ふたりの関係を知って素直に戸惑う友人もいる

 「BLはファンタジーだ」という常套句がある。筆者は以前、『同級生』シリーズをやすやすと手に入らないまばゆいほど瑞々しい青春恋愛作品として紹介した(『同級生』シリーズが“青春BLの金字塔”とされる理由 色褪せることのない、佐条と草壁の恋物語を考察)。このうらやましくなるほどの純愛物語を幻想的だと感じる人もいるだろう。ただそういう中にもふたりの関係を知って素直に戸惑う友人、家族の姿や現実にもある法の壁がしっかりと描かれているため、物語に説得力を感じるのだ。

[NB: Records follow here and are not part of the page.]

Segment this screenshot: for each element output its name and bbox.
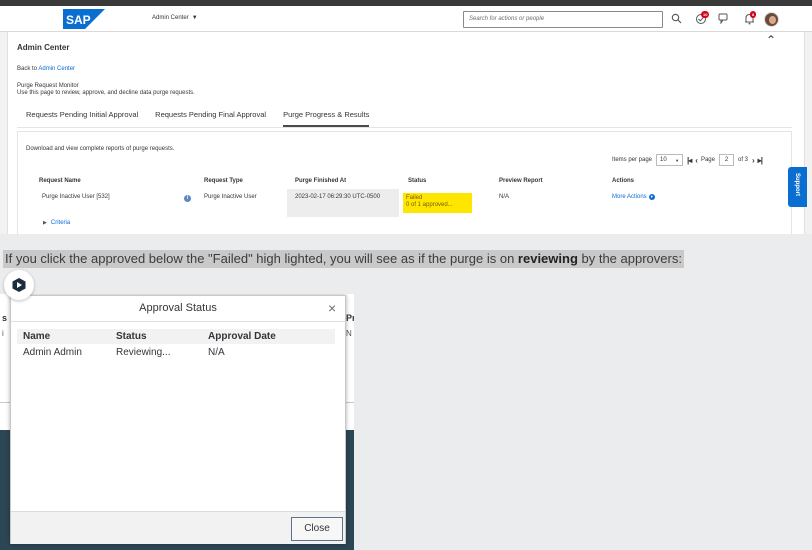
items-per-page-value: 10 xyxy=(660,157,667,163)
approval-status-dialog: Approval Status × Name Status Approval D… xyxy=(10,295,346,544)
dialog-footer: Close xyxy=(11,511,345,544)
download-description: Download and view complete reports of pu… xyxy=(26,146,175,152)
purge-finished-cell: 2023-02-17 06:29:30 UTC-0500 xyxy=(295,194,381,200)
shell-bar: SAP Admin Center ▼ Search for actions or… xyxy=(0,6,812,32)
more-actions-label: More Actions xyxy=(612,194,647,200)
info-icon[interactable]: i xyxy=(184,195,191,202)
column-header-status: Status xyxy=(116,331,147,342)
dialog-table-header xyxy=(17,329,335,344)
purge-monitor-screenshot: SAP Admin Center ▼ Search for actions or… xyxy=(0,0,812,234)
support-label: Support xyxy=(794,173,800,196)
caret-down-icon: ▼ xyxy=(191,15,198,21)
last-page-icon[interactable]: ▸| xyxy=(758,156,763,165)
next-page-icon[interactable]: › xyxy=(752,156,755,165)
dialog-title: Approval Status xyxy=(139,302,217,314)
background-cell-fragment: i xyxy=(2,329,4,338)
user-avatar[interactable] xyxy=(764,12,779,27)
column-header-request-name: Request Name xyxy=(39,178,81,184)
admin-center-menu[interactable]: Admin Center ▼ xyxy=(152,15,198,21)
first-page-icon[interactable]: |◂ xyxy=(687,156,692,165)
tab-pending-initial[interactable]: Requests Pending Initial Approval xyxy=(26,110,138,127)
request-type-cell: Purge Inactive User xyxy=(204,194,257,200)
page-of-label: of 3 xyxy=(737,157,748,163)
tab-bar: Requests Pending Initial Approval Reques… xyxy=(26,110,370,127)
search-input[interactable]: Search for actions or people xyxy=(463,11,663,28)
approval-status-screenshot: s i Pr N Approval Status × Name Status A… xyxy=(0,294,354,550)
approval-date-cell: N/A xyxy=(208,347,225,358)
dialog-header-divider xyxy=(11,321,345,322)
admin-center-link[interactable]: Admin Center xyxy=(38,66,75,72)
previous-page-icon[interactable]: ‹ xyxy=(695,156,698,165)
bottom-border xyxy=(0,545,354,550)
chevron-down-icon: ▼ xyxy=(648,194,655,200)
page-number-input[interactable]: 2 xyxy=(718,154,734,166)
caption-bold: reviewing xyxy=(517,251,578,266)
chevron-down-icon: ▼ xyxy=(675,157,680,163)
support-button[interactable]: Support xyxy=(788,167,807,207)
pagination: Items per page 10 ▼ |◂ ‹ Page 2 of 3 › ▸… xyxy=(612,154,763,166)
avatar-face xyxy=(769,16,776,24)
tabs-divider xyxy=(17,127,792,128)
search-icon[interactable] xyxy=(671,13,682,24)
column-header-preview-report: Preview Report xyxy=(499,178,543,184)
monitor-title: Purge Request Monitor xyxy=(17,83,79,89)
request-name-cell: Purge Inactive User [532] xyxy=(42,194,110,200)
close-button[interactable]: Close xyxy=(291,517,343,541)
background-cell-fragment-right: N xyxy=(346,329,352,338)
background-header-fragment-right: Pr xyxy=(346,313,354,323)
approver-name-cell: Admin Admin xyxy=(23,347,82,358)
admin-center-page: Admin Center ⌃ Back to Admin Center Purg… xyxy=(7,32,805,234)
criteria-label: Criteria xyxy=(50,220,71,226)
sap-logo[interactable]: SAP xyxy=(63,9,105,29)
expand-triangle-icon: ▶ xyxy=(43,220,47,226)
column-header-approval-date: Approval Date xyxy=(208,331,276,342)
assistant-icon[interactable] xyxy=(4,270,34,300)
column-header-status: Status xyxy=(408,178,427,184)
caption-post: by the approvers: xyxy=(577,251,682,266)
column-header-purge-finished: Purge Finished At xyxy=(295,178,347,184)
back-prefix: Back to xyxy=(17,66,38,72)
approvals-badge: 10 xyxy=(701,11,710,18)
items-per-page-label: Items per page xyxy=(612,157,653,163)
tab-pending-final[interactable]: Requests Pending Final Approval xyxy=(155,110,266,127)
caption-pre: If you click the approved below the "Fai… xyxy=(5,251,518,266)
more-actions-menu[interactable]: More Actions ▼ xyxy=(612,194,655,200)
criteria-expander[interactable]: ▶ Criteria xyxy=(43,220,70,226)
approver-status-cell: Reviewing... xyxy=(116,347,171,358)
chevron-up-icon[interactable]: ⌃ xyxy=(766,33,776,47)
column-header-request-type: Request Type xyxy=(204,178,243,184)
close-icon[interactable]: × xyxy=(328,301,336,315)
notifications-badge: 8 xyxy=(750,11,757,18)
preview-report-cell: N/A xyxy=(499,194,510,200)
items-per-page-select[interactable]: 10 ▼ xyxy=(656,154,684,166)
chat-icon[interactable] xyxy=(718,13,730,24)
tab-purge-progress[interactable]: Purge Progress & Results xyxy=(283,110,370,127)
page-label: Page xyxy=(700,157,715,163)
column-header-name: Name xyxy=(23,331,51,342)
svg-text:SAP: SAP xyxy=(66,13,91,27)
admin-center-menu-label: Admin Center xyxy=(152,15,189,21)
back-to-admin-center: Back to Admin Center xyxy=(17,66,75,72)
approved-count-link[interactable]: 0 of 1 approved... xyxy=(406,202,469,209)
results-panel: Download and view complete reports of pu… xyxy=(17,131,792,234)
column-header-actions: Actions xyxy=(612,178,635,184)
background-header-fragment: s xyxy=(2,313,8,323)
monitor-description: Use this page to review, approve, and de… xyxy=(17,90,195,96)
page-title: Admin Center xyxy=(17,43,70,52)
caption-text: If you click the approved below the "Fai… xyxy=(3,250,684,268)
status-failed: Failed xyxy=(406,195,423,201)
status-highlight: Failed 0 of 1 approved... xyxy=(403,193,472,213)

 漫画を読んだだけで「同性を好きになる人の気持ち」「多様な性」を理解した気になるのは、もちろん違う。ただ佐条と草壁と同じように、周囲の視線や価値観、法制度などの壁にぶつかっている同性カップルがいるのは、まぎれもない事実だ。

 身近に同性を好きな人がいるかもしれない。身近な人から同性を好きになったと打ち明けられる日が、自分にも訪れるかもしれない。その時にもしも戸惑いを感じたとしても、その気持ちを素直に伝えることもまた、相手を深く知るための一歩なのではないか。そんなメッセージが『同級生』シリーズからは感じ取れる気がする。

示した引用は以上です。